Trade creditors are obligations to pay for goods or services that have been acquired in the ordinary course of business from suppliers. Amounts payable are classified as current liabilities if payment is due within one year or less. If not, they are presented as non-current liabilities. Trade creditors are recognised initially at transaction price and subsequently measured at amortised cost using the effective interest method.

Equity instruments
Equity instruments issued by the Company are recorded at the fair value of cash or other resources received or receivable, net of direct issue costs. If payment is deferred and the time value of money is material, the initial measurement is on a present value basis. Dividends payable on equity instruments are recognised as liabilities once they are no longer at the discretion of the Company.

2. Employees

2023 2022
Number Number
Monthly average number of persons employed by the Company during the year, including directors 17 19

3. Tangible assets

Fixtures and fittings Office equipment Computer equipment Total
£ £ £ £
Cost
At 01 January 2023 26,631 10,010 35,327 71,968
Additions 7,091 2,957 14,794 24,842
At 31 December 2023 33,722 12,967 50,121 96,810
Accumulated depreciation
At 01 January 2023 5,326 2,632 9,404 17,362
Charge for the financial year 6,050 2,181 8,714 16,945
At 31 December 2023 11,376 4,813 18,118 34,307
Net book value
At 31 December 2023 22,346 8,154 32,003 62,503
At 31 December 2022 21,305 7,378 25,923 54,606

4. Debtors

2023 2022
£ £
Other debtors 129,533 103,909

5. Creditors: amounts falling due within one year

2023 2022
£ £
Trade creditors 63,271 60,334
Other taxation and social security 35,834 70,230
Other creditors 70,047 14,861
169,152 145,425

6. Creditors: amounts falling due after more than one year

2023 2022
£ £
Other creditors 0 11,867

There are no amounts included above in respect of which any security has been given by the small entity.

7. Called-up share capital

2023 2022
£ £
Allotted, called-up and fully-paid
10,217,630 Ordinary shares of £ 0.00001 each (2022: 10,000,000 shares of £ 0.00001 each) 102.18 100.00
3,333,333 Seed 1 Preferred preference shares of £ 0.00001 each 33.33 33.33
4,999,999 Seed 2 Preferred preference shares of £ 0.00001 each 49.99 49.99
83.32 83.32
185.50 183.32

Share premium account represents the premium subscribed for the company's shares in excess of nominal value, less legal and transactional fees.

8. Financial commitments

Other financial commitments

2023 2022
£ £
Future minimum lease payments under non-cancellable operating leases 100,993 189,867

Pensions

The Company operates a defined contribution pension scheme for the directors and employees.
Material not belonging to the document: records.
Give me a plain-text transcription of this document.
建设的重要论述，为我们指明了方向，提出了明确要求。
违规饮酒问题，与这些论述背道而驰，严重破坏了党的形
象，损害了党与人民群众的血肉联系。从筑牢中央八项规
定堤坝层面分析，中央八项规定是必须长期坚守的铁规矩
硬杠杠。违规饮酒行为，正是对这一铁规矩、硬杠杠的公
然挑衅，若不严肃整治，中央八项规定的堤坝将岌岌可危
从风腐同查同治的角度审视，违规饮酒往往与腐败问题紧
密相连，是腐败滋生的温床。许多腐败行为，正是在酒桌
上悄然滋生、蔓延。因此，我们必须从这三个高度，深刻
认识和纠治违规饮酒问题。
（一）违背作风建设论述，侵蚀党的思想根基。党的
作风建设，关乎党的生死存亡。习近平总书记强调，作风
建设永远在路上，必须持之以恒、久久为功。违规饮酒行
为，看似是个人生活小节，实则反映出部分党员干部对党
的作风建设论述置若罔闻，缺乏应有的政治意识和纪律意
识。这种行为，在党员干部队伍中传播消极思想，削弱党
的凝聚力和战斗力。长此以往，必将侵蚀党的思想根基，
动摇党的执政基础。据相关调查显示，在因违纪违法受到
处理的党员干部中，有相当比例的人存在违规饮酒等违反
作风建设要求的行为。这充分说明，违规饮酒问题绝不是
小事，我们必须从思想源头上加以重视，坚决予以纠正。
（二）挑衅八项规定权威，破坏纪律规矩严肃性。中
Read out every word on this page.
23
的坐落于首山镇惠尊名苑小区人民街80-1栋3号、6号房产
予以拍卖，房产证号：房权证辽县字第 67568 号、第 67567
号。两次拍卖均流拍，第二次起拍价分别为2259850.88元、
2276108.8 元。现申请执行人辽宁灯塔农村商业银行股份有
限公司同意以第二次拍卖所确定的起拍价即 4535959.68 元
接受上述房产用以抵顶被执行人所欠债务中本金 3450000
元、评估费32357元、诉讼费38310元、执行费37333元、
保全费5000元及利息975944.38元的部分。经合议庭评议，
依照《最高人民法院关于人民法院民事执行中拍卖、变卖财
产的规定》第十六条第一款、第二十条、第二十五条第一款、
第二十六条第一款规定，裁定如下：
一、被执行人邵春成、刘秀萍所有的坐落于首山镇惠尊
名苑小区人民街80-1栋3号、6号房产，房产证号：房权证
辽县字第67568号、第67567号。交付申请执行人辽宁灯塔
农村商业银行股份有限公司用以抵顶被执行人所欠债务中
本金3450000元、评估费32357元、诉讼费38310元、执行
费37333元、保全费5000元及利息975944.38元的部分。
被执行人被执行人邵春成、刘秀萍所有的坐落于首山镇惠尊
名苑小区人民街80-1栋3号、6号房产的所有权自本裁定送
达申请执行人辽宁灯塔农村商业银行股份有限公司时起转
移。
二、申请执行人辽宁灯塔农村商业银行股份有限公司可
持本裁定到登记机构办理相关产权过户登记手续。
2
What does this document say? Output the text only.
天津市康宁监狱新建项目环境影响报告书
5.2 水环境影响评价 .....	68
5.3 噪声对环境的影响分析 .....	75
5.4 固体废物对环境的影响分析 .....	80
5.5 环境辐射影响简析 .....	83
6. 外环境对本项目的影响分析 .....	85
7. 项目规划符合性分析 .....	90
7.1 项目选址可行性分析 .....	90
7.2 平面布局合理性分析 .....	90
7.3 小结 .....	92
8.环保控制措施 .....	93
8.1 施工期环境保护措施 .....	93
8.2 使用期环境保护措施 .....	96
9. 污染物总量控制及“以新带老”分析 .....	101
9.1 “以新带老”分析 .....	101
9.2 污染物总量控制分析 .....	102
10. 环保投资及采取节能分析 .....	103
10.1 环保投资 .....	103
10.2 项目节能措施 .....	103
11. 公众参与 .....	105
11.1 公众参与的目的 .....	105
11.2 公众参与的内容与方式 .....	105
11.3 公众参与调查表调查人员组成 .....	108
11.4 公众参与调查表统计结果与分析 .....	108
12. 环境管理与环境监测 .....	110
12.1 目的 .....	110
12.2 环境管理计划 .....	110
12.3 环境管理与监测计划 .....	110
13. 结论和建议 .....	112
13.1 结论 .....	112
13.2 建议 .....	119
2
The assets of the scheme are held separately from those of the Company in an independently administered fund. At the period end the company had an outstanding amount owed to the pension scheme of £5,324 (2022: £3,486).

2023 2022
£ £
Charge to profit or loss in respect of defined contribution schemes 20,648 27,344

9. Other reserves

The company's capital and reserves are as follows:

Called up share capital

Called up share capital represents the nominal value of shares issued.

Share premium account

Share premium account represents the premium on issue of equity shares, net of any transaction costs.

Other reserves

The other reserves account represents cumulative share-based payment expenses, less those which are transferred to the profit and loss account on exercise.

Profit and loss account

The profit and loss account represents cumulative profits, losses and total other comprehensive income made by the company, including distributions to, and contributions from, the owners.